We may also be interested in comparing misdiagnosis-related harms across institutions, in which case we would test whether crude rate differences or ratios from two institutions are equal. Specifically, suppose that the crude rate differences are ${\hat{R D}}_{1}$ and ${\hat{R D}}_{2}$ whose corresponding convergents are RD₁ and RD₂. Also denote by ${\hat{σ}}_{R D, 1}^{2} / n_{1}$ and ${\hat{σ}}_{R D, 2}^{2} / n_{2}$ the variance estimates for ${\hat{R D}}_{1}$ and ${\hat{R D}}_{2}$ respectively, where n₁ and n₂ are number of patients in the two institutions. We then test the null hypothesis RD₁ =RD₂ against the alternative RD₁ ≠RD₂ using test statistic ${\hat{T}}_{R D, 1, 2} = {({\hat{R D}}_{1} - {\hat{R D}}_{2}) / ({\hat{σ}}_{R D, 1}^{2} / n_{1} + {\hat{σ}}_{R D, 2}^{2} / n_{2})}^{1 / 2}$ . Similarly, we can use crude rate ratios to compare institutions. Consider log crude rate ratios log ${\hat{R R}}_{1}$ and log ${\hat{R R}}_{2}$ from two institutions.

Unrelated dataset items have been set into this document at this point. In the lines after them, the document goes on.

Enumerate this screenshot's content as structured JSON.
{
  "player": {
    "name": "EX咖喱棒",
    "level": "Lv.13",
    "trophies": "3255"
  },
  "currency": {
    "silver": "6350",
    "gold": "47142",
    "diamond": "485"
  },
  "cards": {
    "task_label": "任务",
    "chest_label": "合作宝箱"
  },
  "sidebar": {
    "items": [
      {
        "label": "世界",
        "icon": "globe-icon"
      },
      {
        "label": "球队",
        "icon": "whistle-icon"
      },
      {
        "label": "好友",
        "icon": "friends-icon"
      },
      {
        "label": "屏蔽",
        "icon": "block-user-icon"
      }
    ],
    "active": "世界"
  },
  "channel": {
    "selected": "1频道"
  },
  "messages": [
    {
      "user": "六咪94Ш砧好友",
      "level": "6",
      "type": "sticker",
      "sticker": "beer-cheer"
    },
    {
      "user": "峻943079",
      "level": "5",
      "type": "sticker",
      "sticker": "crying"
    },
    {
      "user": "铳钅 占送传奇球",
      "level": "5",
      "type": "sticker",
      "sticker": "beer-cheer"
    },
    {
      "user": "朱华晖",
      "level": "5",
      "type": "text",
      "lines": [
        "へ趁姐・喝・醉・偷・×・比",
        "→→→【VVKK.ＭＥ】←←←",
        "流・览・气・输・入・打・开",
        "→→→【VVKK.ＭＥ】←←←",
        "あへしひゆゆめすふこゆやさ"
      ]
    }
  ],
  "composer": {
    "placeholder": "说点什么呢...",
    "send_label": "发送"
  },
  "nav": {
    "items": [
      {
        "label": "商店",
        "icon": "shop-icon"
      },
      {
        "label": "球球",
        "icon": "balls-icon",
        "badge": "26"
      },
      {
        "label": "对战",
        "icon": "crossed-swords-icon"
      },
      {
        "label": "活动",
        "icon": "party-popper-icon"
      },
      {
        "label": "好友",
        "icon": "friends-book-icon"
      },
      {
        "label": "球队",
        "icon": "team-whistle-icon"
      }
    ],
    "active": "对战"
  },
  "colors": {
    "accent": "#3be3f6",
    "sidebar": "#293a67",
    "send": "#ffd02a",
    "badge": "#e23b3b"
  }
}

Denote by logRR₁ and logRR₂ their convergents and by ${\hat{σ}}_{R R, 1} / n_{1}$ and ${\hat{σ}}_{R R, 2} / n_{2}$ their variance estimates. We then test the null hypothesis RR₁ =RR₂ against the alternative RR₁ ≠RR₂ using test statistic ${\hat{T}}_{R R, 1, 2} = {(log {\hat{R R}}_{1} - log {\hat{R R}}_{2}) / ({\hat{σ}}_{R R, 1} / n_{1} + {\hat{σ}}_{R R, 2} / n_{2})}^{1 / 2}$ . Test statistics follow standard normal distributions, and calculations of P-value, power, and sample size then follow routine procedures.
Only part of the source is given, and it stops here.